Харрис, все еще крепко державший меня, стоял к ней спиной, и больше я Кэролайн не видел. Только услышал ее крик – долгий пронзительный вопль, от которого кровь застыла у меня в жилах. Потом он стал глуше, словно ей в рот засунули кляп, и спустя секунду внезапно прервался.
Все это время я рычал, дергался и бился в руках у Харриса – пока рядом вновь не возникли ведьмы.
С лестницы донеслись торопливые шаги, и в дверном проеме мелькнула чья-то тень. Причетник.
– Простите, сэр. Они пришли сюда первыми. – Но в чертовом лице его не было и капли раскаяния. – И ведьмы всегда хорошо платят.
В голове роились проклятия, но прокричать их мне не удалось, ибо одна из ведьм крепко стиснула мою голову. Я сопротивлялся, но вырваться из твердой хватки Харриса так и не смог. Я почувствовал на лице чужие костлявые руки в холодных кожаных перчатках. От них несло какими-то химикалиями.
Вторая ведьма прижала к моему носу влажную тряпку – вонь была нестерпимая. Я пытался задержать дыхание, но безуспешно; гадкая субстанция заползла мне в ноздри и легкие, и последним, что я увидел, стал блеск серебристого лезвия.
33
Мир вокруг колыхался – очень, очень плавно. Казалось, будто я лежу в маленькой лодочке, подо мною набитый вереском матрас, и нежный бриз укачивает меня так, что глаза слипаются. Постепенно райский ветерок сменился холодным сырым воздухом, и дышать стало больно. Влажность вокруг была такая, что больное запястье мое заныло, и я вспомнил момент, когда громила ведьм сломал мне руку. Я
Не помню, сколько раз я приходил в себя и снова забывался; не желая открывать глаза, я раз за разом заставлял себя проваливаться обратно в сон, но с каждым разом это занимало все больше времени. С каждым разом воздух становился все более влажным, а раны ныли все сильнее, пока боль окончательно не лишила меня сна.
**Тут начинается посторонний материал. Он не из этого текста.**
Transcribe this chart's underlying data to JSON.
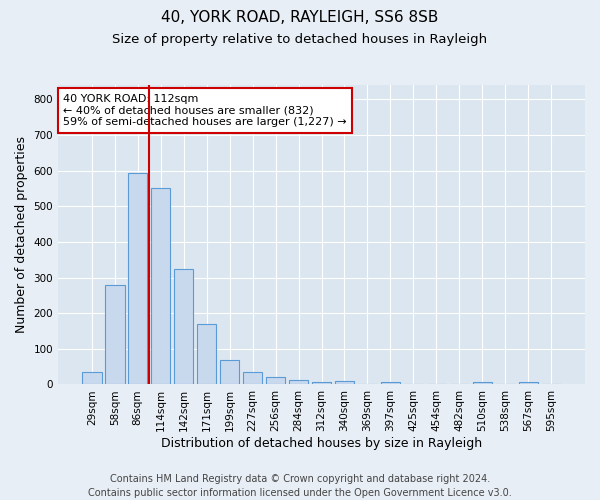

И даже тогда я продолжал лежать с закрытыми глазами, прислушиваясь к мерному капанью, доносившемуся откуда-то издалека. Звук был отчетливый и приятный, он кружил вокруг меня, словно отражаясь от стен… собора…
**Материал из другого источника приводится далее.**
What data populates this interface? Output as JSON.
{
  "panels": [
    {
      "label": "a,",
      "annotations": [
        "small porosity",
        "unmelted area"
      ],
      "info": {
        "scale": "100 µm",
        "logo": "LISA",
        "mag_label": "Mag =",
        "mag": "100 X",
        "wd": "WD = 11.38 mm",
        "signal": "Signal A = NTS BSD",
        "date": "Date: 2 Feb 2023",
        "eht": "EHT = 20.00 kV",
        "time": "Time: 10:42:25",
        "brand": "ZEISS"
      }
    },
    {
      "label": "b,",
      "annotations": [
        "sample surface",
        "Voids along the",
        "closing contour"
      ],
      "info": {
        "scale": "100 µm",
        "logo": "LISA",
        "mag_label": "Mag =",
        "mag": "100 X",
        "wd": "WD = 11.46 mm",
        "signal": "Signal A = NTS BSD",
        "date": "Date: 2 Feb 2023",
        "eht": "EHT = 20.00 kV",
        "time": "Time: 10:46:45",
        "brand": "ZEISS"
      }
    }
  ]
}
Я взвыл, резко сел и сразу открыл глаза.
Просидел я всего секунду, ибо привел себя в вертикальное положение с помощью правой руки. Ее пронзила острая боль, и я тотчас откинулся назад, прижав к себе сломанную кисть. Кто-то вновь наложил на нее шину.
Тут я заметил над головой золотистое свечение. То была маленькая масляная лампа, свисавшая с низкого сводчатого потолка. Я поморгал – в глазах прояснилось, и я увидел контуры рыже-охряной кирпичной кладки, отсырелой и в пятнах селитры.
Я что, был в крипте?
Рядом кто-то тихо произнес: «Он очнулся».
Голос принадлежал ребенку.
Я снова сел – болел каждый дюйм моего торса. Она стояла у меня в изножье – девочка лет пяти, одетая в толстое-претолстое пальто. Ее лицо с большими голубыми глазами, показавшееся мне удивительно знакомым, обрамляли темные кудри. Она смотрела на меня со страхом и любопытством, руки ее теребили обрывок красной ленты.
– При… привет? – попытавшись улыбнуться, выдавил я и оглядел пространство за спиной у девочки.
Похоже, я действительно находился в крипте, которая открывалась в большое подвальное помещение. Оттуда, где я лежал, была видна лишь малая его часть, но я различил странные колонны – вернее сказать, стопки плоских камней, которые усеивали пол из песчаника. Они напомнили мне кренящиеся башни из книг в кабинете Макгрея – разве что эти располагались на одинаковом расстоянии друг от друга. Не успел я подивиться, что это такое, как на древнюю кладку упала длинная неровная тень. Тень женщины.
Она была худой и немного сутулой, куталась в рваную шаль, а темно-рыжие волосы ее были собраны в небрежный узел. В руках она держала миску, от которой шел пар. Мой пульс участился.